The authorizations currently provided for to pay beyond the statutory deadline are largely unnecessary, except to allow the Chief Electoral Officer to impose as a condition the requirement to report financing sources, and thus address certain shortcomings in the existing statutory regime.

Currently, a candidate or leadership contestant who pays campaign debts after the filing of his return, but before the end of the statutory period, is not required to disclose the source of funding. The only way to ensure transparency is for the Chief Electoral Officer to impose disclosure as one of the conditions of an authorization for late payment.

Also, the current provision whereby a claim that remains outstanding after 18 months is deemed to be a contribution is a major source of confusion. Adopted at a time when the law did not limit contribution sources or amounts, this deeming entails no civil, administrative, or penal consequences. Deemed contributions do not, in and of themselves, entail a violation of the rules on contributions. Enforcement of the contribution rules and the imposition of criminal sanctions require an assessment based on the facts of each case; they cannot simply stem from the mechanical application of a statutory fiction.

By continuing to subject loans to the flawed regime governing unpaid claims, Bill C-21 serves only to perpetuate these difficulties. Even in the unlikely event that a riding association were to be made liable for a loan written off by the creditor, the unpaid claims regime would offer no reasonable guarantee that these loans would be repaid with diligence by the association.

A more effective reform

These concerns lead me to suggest the broad strokes of what I view as a more effective legislative reform.

First of all, such a reform must address not just loans, but all rules governing unpaid claims.
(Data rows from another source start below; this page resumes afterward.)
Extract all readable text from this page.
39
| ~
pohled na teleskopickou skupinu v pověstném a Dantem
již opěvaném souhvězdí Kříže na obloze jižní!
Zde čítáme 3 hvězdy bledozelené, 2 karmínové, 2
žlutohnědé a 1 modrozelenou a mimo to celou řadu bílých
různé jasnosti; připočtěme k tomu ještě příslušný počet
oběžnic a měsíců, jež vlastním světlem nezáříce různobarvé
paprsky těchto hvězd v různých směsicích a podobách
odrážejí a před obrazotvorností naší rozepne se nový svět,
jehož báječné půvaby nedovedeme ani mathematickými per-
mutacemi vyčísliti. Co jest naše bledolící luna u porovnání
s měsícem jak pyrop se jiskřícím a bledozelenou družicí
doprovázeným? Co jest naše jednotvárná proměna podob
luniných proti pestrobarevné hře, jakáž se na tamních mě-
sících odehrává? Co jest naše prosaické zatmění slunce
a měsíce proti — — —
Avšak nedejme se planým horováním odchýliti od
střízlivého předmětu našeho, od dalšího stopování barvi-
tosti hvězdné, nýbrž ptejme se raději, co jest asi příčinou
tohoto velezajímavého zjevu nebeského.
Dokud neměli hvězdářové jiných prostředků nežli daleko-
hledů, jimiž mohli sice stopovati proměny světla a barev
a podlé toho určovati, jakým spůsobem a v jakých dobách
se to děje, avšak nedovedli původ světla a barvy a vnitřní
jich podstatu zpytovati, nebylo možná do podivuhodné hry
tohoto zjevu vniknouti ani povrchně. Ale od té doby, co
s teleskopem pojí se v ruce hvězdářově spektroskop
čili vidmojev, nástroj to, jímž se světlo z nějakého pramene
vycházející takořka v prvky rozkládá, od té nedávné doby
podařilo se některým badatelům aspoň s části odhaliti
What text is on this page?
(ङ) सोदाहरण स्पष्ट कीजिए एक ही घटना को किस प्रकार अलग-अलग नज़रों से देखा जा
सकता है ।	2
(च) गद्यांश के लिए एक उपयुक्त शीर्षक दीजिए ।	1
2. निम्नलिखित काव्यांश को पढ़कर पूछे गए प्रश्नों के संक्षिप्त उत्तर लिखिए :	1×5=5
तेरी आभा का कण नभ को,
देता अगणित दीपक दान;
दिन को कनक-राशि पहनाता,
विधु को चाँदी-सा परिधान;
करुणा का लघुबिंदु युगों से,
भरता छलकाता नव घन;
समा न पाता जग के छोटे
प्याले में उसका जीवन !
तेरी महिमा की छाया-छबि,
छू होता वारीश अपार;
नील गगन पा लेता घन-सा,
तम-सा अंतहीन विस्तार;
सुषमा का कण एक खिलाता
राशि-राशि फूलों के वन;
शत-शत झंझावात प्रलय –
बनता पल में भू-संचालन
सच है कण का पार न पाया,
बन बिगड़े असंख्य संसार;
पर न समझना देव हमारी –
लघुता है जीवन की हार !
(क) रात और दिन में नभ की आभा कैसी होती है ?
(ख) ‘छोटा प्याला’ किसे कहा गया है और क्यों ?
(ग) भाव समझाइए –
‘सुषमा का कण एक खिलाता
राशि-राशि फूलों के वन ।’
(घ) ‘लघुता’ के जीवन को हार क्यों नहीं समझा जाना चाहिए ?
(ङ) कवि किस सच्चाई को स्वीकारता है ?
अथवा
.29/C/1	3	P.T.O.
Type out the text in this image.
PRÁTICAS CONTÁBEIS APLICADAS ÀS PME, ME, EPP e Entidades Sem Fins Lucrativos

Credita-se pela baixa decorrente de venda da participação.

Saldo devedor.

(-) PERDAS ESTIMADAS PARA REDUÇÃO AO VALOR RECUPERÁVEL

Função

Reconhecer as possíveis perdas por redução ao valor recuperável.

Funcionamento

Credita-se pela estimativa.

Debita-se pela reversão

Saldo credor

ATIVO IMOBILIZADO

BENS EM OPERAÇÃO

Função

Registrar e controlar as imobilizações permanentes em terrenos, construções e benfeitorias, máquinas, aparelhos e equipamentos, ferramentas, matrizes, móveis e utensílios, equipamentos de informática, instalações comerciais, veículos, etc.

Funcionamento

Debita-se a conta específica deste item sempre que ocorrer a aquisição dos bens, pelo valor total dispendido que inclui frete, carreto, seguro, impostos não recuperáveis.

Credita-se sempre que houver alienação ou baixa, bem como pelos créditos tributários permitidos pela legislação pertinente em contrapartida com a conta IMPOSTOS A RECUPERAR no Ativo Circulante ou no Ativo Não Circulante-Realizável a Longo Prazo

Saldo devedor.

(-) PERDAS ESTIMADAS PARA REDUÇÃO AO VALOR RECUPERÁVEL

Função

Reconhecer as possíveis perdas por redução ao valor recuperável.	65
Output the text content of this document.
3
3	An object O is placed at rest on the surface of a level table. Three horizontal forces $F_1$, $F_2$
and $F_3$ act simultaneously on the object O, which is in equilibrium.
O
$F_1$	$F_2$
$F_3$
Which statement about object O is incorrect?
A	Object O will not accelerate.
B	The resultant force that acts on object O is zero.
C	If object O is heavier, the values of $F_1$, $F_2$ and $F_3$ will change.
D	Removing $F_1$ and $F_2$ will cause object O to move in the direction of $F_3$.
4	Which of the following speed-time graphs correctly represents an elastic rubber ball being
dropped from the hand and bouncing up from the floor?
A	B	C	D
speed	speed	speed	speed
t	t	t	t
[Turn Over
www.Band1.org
Some of the key elements for a reform can be found in my June 2010 recommendations report, while others are already part of Bill C-21. However, they should not be enacted piecemeal, independently from one another.

On the one hand, we must simplify the regime on unpaid claims by eliminating the current presumptions and authorization mechanisms. The law should also give the Chief Electoral Officer the power to obtain documents, as I had recommended in 2010, and to examine entities that may have relevant information concerning a transaction.

On the other hand, in order to ensure closure, political parties should be liable for repaying any outstanding claim, including any loan that remains outstanding after a period of 36 months. This measure would be modelled after Bill C-21 while at the same time deviating from it in several respects. First, parties should be liable for the outstanding debts of all of their affiliated entities, with the possible exception of leadership contestants. Second, the party should be liable, whatever the reasons or circumstances for the payment default. Moreover, the parties should have a relatively short period (e.g. six months) in which to pay the outstanding debt; otherwise, the sum would fall due to the Receiver General and could be deducted from the public financing given to the party.

To be effective, political loans reform should also propose rules that are simple enough to be understood and followed by both the political entities and the electors supporting them. In this respect, I think it is absolutely essential to shelve the idea of a combined loans/contributions limit for which implementation would fluctuate in step with repayments and contributions made.

One solution would be to follow Ontario's lead and do away with individual loans, since the benefit that the political entities would derive would be, for all intents and purposes, dwarfed by the severe regulatory burden imposed on them.

If individual loans must be allowed, they should be subject to a limit that is separate from the contribution limit and, above all, applicable for one calendar year, regardless of the amounts repaid during the year.

This change could no doubt be made in the current bill. But as I indicated earlier, I think that a more in-depth revision is necessary, and I doubt that this could be done within the limited framework of this bill.

My colleagues and I would be pleased to answer any questions you may have.